If disinflationary trends remain dominant, bonds will perform well in the short term and equities less well, but this is not sustainable in the long term. If, on the other hand, inflation ends up being the mechanism through which the world’s indebtedness is reduced, equities may not flourish, but conventional bonds will certainly do much worse.

Pressures

The risk for the LGPS Scheme today is that regulatory pressure forces it down the path of de-risking just as the world shifts to a significantly less bond-friendly environment.

The quantitative easing (QE) experiment of the past eight years has done no more than prevent the global economy from collapsing.

Growth and inflation today are well below trend levels in all western countries, which makes reducing debt levels almost impossible.

Central banks are recognising that future QE has to involve putting money directly into the economy, and that increasingly means using fiscal policy in order to engender some growth and inflation.

In the UK, with a new government and in all probability a new chancellor, a policy shift in this direction would be helpful for all liability valuations, and less unhelpful for LGPS assets than for the private sector.

Pooling and infrastructure

In the short term, two of the LGPS pools are now FCA authorised and up and running, while the other six have mostly decided on what structure to use and are now looking at governance and how to operate the pool.

Some key issues have been identified: not every investment asset will fit neatly into a single structure; maintaining democratic accountability may be difficult if pools are to take the manager selection role and net cost savings are unlikely to be seen for at least five years.

However, given the short timeline prescribed, the progress made in the creation of pools is considerable.

The criterion to make it easier to invest in infrastructure is perhaps where there is least meeting of minds.

The government has over £400bn of projects to finance, but these largely involve construction risk (e.g.
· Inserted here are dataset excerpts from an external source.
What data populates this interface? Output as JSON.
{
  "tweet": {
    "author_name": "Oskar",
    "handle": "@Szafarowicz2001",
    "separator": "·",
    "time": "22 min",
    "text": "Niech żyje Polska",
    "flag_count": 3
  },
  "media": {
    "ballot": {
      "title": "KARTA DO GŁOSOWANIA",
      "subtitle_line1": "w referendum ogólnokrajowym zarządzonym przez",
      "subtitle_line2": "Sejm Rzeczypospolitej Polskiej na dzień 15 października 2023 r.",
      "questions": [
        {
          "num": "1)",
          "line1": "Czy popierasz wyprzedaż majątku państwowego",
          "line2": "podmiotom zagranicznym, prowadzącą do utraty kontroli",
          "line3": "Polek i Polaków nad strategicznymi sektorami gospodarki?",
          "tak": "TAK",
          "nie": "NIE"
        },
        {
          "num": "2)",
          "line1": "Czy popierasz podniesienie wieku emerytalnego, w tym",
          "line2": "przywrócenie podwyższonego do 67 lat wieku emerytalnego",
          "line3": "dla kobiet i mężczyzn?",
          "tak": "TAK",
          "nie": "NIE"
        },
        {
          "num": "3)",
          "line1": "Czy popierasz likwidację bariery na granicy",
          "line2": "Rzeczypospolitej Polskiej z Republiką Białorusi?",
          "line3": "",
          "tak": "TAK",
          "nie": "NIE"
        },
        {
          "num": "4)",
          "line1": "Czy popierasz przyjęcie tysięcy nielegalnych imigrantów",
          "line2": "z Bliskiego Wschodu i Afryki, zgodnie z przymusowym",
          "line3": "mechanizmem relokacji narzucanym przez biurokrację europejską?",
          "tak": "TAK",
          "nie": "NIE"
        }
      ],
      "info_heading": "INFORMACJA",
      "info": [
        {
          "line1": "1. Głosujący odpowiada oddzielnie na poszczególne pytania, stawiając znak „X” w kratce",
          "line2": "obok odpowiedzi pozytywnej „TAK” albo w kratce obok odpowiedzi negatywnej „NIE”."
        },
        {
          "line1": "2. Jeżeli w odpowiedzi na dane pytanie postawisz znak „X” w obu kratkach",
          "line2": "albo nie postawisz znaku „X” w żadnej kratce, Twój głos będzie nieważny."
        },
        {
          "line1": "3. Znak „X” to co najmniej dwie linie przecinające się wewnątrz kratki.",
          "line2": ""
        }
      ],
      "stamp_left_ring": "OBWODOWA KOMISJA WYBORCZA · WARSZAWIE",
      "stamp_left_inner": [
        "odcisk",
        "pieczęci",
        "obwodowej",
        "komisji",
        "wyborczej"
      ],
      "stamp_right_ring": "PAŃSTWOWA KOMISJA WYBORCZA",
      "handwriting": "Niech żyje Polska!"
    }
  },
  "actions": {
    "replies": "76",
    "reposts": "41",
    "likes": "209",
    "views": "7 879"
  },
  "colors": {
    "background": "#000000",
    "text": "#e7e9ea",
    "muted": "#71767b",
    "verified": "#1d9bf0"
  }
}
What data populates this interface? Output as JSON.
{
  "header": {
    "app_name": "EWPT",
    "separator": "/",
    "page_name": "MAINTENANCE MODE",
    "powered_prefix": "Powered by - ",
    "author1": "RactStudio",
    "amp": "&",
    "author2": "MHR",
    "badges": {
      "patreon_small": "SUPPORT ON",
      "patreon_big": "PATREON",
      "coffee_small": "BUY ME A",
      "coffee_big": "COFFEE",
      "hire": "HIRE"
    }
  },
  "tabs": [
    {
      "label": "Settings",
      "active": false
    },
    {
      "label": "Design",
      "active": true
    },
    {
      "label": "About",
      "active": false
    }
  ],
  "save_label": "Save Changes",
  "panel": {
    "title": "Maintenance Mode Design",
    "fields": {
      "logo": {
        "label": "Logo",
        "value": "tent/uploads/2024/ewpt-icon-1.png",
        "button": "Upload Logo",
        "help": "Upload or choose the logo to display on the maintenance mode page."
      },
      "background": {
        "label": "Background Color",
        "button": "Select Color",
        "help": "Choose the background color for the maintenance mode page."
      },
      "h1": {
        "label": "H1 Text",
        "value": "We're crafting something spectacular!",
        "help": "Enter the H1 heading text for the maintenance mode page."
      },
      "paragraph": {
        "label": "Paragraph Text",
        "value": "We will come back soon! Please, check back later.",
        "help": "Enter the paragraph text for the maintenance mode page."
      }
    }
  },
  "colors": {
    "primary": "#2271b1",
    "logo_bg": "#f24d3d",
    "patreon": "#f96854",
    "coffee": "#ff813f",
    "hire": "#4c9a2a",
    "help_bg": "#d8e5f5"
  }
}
HS2) and do not match with the lower risk annuity-like streams into which most pension funds ideally wish to invest.

The solution to this could be either financing new construction projects itself and then selling the built projects on to investors, or mitigating the risk from the start.

Until now, Osborne’s rules have precluded the first, and there seems as yet little understanding on the second.

However, if as part of a relaxation of fiscal austerity as described above, the new government is willing to share the burden of financing new construction projects, that could suit it and pension funds alike.

William Bourne is an independent LGPS advisor at Nottinghamshire and East Sussex.